Semblable à un enfant dont la main débile est blessée par une arme terrible qu’elle a l’imprudence de toucher, Pitt voulut jouer avec le peuple français, et il en a été foudroyé. Pitt s’est grossièrement trompé sur notre révolution ; comme Louis XVI et les aristocrates français, abusés par leur mépris pour le peuple, mépris fondé uniquement sur la conscience de leur propre bassesse. Trop immoral pour croire aux vertus républicaines, trop peu philosophe pour faire un pas vers l’avenir, le ministre de Georges était au dessous de son siècle ; le siècle s’élançait vers la liberté, et Pitt voulait le faire rétrograder vers la barbarie et vers le despotisme. Aussi l’ensemble des événements a trahi jusqu’ici ses rêves ambitieux, il a vu briser tour à tour par la force populaire les divers instruments dont il s’est servi ; il a vu disparaître Necker, d’Orléans, La Fayette, Lameth, Dumourier, Custine, Brissot, et tous les pygmées de la Gironde. Le peuple français s’est dégagé jusqu’ici des fils de ses intrigues, comme Hercule d’une toile d’araignée. »

Pour ce qui est de la franc-maçonnerie et de son influence, il serait idiot de la nier quand Philippe d’Orléans (pas encore Égalité) était le grand maître de la loge française et qu’une part importante des parlementaires tant de la Constituante que de la Législative puis de la Convention en étaient membres. Néanmoins, il faut distinguer au sein de la Révolution une rupture entre 1789 et 1791, et une autre entre 1791 et 1793.

En effet, sous la Constituante, une grande majorité des parlementaires, même franc-maçons, est croyante, soit catholique, soit déiste (comme l’était Robespierre lui-même). Le rejet des formes de la catholicité durant cette période s’est faite sur l’idée que la religion avait été détournée de son objet par de mauvais prêtres. Le culte de l’Être Suprême, la Religion Naturelle et même la théophilantropie et le culte de la Déesse Raison (que Robespierre combattra comme « athéisme » sous la Convention, et qui était porté par une fraction des Enragés, puis, surtout, par les Exagérés et les mascarades antireligieuses) n’étaient au fond que des catholicismes dévêtus des formes du culte et des commandements du dogme. La franc-maçonnerie était alors à la pointe de ce combat, réussissant à rejeter le statut particulier du catholicisme que le côté droit (l’abbé Maury, notamment) avait obtenu peu de temps auparavant. Malgré tout, le serment des prêtres lui conférait un statut particulier.

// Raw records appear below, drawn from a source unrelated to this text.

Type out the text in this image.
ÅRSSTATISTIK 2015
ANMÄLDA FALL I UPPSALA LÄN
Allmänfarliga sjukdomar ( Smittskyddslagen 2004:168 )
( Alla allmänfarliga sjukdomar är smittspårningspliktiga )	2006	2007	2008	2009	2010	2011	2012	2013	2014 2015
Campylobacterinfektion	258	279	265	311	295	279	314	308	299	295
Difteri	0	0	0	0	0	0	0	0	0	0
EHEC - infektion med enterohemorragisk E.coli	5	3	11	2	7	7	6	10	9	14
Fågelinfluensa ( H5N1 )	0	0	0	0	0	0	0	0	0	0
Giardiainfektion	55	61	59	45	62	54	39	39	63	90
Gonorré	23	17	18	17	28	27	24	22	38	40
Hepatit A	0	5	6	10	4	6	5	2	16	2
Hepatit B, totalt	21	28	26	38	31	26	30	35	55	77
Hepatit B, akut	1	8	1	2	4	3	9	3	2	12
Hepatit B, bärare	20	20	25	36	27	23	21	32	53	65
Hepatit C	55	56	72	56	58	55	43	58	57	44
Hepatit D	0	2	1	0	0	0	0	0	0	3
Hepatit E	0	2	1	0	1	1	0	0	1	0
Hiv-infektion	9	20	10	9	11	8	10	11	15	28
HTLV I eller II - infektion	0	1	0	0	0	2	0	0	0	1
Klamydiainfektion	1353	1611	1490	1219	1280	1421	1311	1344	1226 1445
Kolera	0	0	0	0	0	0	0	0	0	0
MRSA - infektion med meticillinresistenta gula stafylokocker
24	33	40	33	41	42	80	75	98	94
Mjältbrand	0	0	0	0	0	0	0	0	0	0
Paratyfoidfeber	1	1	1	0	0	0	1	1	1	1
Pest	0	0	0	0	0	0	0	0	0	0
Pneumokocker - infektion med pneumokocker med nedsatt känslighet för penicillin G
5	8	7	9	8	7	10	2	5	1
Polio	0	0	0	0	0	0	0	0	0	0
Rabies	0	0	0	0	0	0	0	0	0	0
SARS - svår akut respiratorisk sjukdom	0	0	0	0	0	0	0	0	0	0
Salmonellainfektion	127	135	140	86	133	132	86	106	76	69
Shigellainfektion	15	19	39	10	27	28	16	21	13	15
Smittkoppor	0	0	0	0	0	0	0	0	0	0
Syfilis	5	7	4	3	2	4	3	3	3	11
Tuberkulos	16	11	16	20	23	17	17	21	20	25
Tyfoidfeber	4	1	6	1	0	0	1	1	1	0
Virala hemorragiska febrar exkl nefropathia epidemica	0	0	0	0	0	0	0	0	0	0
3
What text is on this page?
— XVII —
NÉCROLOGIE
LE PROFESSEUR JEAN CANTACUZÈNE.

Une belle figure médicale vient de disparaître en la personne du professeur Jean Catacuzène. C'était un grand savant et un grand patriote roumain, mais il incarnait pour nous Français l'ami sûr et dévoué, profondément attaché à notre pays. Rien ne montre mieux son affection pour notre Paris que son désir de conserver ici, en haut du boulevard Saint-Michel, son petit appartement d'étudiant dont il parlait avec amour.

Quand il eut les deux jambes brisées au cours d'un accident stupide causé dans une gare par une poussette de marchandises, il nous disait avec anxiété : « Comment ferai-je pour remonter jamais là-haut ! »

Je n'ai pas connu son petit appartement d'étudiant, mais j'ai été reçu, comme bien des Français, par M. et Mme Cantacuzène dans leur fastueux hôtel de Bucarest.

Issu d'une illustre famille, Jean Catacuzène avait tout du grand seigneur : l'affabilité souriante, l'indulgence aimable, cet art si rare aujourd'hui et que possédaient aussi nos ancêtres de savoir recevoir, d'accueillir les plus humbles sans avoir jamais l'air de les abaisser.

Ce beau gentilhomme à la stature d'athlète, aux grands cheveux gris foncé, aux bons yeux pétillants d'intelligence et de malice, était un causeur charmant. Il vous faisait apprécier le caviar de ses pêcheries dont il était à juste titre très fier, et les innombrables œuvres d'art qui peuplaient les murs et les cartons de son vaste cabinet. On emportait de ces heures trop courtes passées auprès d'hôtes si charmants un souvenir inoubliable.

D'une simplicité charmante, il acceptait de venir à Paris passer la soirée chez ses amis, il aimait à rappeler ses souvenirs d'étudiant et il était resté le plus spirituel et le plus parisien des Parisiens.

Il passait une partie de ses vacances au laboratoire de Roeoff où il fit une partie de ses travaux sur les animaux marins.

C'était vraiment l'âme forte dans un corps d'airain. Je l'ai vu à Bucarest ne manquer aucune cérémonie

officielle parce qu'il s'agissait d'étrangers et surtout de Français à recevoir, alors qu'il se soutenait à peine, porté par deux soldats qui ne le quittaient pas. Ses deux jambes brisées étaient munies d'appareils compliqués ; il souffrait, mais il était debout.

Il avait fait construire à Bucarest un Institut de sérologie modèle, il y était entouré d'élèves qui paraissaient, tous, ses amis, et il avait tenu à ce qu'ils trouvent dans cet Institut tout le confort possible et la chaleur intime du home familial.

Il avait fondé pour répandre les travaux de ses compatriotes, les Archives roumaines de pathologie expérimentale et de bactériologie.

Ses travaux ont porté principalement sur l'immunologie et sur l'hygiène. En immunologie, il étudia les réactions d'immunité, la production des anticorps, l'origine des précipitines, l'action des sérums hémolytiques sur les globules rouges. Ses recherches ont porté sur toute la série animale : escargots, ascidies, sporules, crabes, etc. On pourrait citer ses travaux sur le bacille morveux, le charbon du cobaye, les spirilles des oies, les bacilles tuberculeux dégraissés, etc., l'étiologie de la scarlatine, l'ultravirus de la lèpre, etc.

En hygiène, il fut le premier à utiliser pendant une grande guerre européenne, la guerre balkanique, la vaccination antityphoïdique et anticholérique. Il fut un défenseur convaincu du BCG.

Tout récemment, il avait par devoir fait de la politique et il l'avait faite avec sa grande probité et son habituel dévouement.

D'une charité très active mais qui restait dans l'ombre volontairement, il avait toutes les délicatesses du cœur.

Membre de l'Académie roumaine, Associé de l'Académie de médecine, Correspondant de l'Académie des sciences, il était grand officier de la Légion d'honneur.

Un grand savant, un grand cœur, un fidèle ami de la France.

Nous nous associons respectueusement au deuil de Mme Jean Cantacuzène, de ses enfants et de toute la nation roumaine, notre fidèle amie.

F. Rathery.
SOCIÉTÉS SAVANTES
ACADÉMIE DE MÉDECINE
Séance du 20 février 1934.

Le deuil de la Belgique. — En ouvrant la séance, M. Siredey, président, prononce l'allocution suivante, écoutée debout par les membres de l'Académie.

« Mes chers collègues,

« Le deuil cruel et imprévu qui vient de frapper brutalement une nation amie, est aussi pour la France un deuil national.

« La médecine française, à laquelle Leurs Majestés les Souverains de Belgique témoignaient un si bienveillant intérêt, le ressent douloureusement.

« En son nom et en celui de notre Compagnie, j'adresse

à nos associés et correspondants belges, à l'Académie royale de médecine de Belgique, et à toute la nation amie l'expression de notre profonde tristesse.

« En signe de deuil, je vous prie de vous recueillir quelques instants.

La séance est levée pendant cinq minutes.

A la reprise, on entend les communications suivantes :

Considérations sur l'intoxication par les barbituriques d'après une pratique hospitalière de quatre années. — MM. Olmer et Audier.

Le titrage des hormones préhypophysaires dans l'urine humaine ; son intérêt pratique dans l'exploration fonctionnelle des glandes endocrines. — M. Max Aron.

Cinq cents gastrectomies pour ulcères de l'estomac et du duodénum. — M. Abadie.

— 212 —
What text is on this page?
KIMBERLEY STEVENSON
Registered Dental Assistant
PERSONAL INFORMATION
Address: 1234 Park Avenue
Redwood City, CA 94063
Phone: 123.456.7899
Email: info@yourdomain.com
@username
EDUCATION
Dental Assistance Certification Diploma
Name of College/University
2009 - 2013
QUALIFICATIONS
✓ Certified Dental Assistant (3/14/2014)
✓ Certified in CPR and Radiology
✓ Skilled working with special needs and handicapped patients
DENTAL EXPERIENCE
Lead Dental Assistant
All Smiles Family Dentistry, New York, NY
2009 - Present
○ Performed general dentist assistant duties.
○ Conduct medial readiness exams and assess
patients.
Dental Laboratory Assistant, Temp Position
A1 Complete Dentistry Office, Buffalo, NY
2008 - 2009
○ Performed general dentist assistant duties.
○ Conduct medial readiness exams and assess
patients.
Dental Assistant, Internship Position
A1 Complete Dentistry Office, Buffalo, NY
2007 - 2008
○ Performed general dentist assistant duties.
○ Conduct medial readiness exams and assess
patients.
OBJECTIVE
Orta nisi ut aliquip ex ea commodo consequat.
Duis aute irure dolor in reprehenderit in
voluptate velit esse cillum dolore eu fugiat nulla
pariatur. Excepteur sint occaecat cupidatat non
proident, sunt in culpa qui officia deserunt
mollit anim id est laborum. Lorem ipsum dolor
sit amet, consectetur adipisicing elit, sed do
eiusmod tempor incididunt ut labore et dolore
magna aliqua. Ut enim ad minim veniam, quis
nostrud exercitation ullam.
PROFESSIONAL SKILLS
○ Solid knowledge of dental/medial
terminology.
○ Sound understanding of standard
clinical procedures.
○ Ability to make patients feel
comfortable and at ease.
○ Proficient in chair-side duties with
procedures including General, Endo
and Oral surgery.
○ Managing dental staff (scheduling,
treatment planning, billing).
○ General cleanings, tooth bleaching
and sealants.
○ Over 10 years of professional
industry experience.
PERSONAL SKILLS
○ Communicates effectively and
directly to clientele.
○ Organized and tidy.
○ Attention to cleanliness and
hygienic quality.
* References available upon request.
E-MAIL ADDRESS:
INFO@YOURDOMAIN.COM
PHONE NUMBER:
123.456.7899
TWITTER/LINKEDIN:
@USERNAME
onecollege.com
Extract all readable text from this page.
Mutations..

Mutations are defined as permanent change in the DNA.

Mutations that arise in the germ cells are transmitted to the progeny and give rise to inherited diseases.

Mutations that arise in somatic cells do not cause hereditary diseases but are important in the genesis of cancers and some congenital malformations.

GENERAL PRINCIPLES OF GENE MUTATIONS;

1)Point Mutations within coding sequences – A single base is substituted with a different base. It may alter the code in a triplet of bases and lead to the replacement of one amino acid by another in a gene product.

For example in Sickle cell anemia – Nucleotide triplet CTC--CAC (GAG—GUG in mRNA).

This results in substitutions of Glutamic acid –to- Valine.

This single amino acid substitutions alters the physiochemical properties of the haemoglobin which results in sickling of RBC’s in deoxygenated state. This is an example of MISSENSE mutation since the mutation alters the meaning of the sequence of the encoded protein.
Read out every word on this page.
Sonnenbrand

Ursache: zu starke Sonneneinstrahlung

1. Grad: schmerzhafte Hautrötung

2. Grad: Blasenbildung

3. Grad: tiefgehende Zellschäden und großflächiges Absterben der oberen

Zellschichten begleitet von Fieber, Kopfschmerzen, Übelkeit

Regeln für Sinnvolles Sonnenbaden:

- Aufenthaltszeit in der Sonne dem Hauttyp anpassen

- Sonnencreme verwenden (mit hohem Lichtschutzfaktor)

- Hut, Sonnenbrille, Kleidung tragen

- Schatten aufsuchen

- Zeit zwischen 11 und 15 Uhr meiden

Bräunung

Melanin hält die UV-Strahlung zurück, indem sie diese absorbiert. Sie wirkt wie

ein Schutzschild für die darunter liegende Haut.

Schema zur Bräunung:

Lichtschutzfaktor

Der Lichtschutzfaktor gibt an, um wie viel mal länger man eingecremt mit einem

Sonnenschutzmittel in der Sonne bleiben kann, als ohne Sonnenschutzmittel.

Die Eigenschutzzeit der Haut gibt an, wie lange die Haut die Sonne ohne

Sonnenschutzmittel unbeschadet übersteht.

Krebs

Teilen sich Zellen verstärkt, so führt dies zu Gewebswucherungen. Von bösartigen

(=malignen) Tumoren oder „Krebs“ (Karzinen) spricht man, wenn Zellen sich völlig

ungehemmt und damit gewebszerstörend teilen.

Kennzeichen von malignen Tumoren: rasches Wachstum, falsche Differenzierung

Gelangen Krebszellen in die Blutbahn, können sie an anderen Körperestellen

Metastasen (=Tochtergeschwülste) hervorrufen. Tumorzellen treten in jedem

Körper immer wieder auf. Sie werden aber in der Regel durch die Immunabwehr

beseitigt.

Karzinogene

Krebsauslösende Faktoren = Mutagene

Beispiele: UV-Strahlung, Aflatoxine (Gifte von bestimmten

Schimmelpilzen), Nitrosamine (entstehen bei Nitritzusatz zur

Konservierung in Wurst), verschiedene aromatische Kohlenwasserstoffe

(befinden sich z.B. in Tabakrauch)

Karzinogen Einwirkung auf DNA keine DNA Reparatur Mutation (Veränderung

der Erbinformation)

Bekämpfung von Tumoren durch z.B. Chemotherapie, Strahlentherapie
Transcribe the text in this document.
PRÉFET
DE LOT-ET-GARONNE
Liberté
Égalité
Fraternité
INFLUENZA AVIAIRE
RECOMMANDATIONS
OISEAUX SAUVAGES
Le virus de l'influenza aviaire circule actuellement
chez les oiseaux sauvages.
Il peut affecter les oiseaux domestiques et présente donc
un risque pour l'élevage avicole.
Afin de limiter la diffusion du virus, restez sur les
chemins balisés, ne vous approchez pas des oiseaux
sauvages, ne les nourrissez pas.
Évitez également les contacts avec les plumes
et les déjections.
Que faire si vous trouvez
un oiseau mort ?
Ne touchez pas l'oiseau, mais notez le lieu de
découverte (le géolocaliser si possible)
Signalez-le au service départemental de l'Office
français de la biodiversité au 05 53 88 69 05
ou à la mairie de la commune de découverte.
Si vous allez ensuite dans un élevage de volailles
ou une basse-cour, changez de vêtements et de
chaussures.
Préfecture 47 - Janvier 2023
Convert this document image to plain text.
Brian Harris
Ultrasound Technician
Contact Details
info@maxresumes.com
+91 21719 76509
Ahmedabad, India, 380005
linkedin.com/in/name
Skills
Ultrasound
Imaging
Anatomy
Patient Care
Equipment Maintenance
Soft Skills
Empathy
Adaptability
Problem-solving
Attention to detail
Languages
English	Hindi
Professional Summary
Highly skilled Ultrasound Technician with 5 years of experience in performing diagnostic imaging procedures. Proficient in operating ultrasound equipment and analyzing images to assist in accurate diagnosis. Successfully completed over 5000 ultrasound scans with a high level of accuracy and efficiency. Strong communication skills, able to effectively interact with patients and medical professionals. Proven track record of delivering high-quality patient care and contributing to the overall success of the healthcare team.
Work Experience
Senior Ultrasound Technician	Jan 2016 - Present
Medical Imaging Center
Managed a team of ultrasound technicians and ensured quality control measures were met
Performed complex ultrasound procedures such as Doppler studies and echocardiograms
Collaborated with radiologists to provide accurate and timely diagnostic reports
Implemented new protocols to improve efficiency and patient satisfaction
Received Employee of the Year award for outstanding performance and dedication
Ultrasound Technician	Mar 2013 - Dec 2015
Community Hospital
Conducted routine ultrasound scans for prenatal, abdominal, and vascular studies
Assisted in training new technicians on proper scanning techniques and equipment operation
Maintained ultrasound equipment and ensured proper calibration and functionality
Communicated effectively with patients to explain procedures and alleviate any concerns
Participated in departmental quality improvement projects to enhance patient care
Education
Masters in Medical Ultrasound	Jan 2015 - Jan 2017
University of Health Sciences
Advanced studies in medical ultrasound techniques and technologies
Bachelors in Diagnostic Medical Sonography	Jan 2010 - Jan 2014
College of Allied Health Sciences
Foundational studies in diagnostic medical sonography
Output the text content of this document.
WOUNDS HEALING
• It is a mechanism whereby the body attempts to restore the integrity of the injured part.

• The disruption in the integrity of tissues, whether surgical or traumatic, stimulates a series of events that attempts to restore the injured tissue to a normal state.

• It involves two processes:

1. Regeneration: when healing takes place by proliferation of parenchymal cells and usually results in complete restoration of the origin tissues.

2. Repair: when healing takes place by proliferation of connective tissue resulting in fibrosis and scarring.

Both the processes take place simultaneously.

Sous la Législative, on voit apparaître pour la première fois un fort parti athée, qui entend d’abord débarrasser la France du « fanatisme » et de « l’obscurité » (les Francs-Maçons étant « fils de la Lumière », on comprend que ce vocabulaire est le leur) puis ensuite, sous la Convention, combattre la religion sous toutes ses formes.
C’est précisément sous la Convention qu’apparaît une nouvelle ligne de fracture entre les déistes et les athées. La cérémonie en l’honneur de l’Être Suprême (une idée qui date de bien avant la Révolution) au cours de laquelle la statue de l’athéisme a été brûlée pour laisser place à la Raison est typique de cet affrontement. On trouvait des francs-maçons aussi bien chez les athées (Vadier) que chez les déistes (Couthon). Notons que ces derniers ont été vus après thermidor comme les défenseurs de la religion, avant d’être honnis comme responsables des mascarades antireligieuses (commises par ceux qui les ont fait chuter le 10 thermidor an II !) sous le Directoire.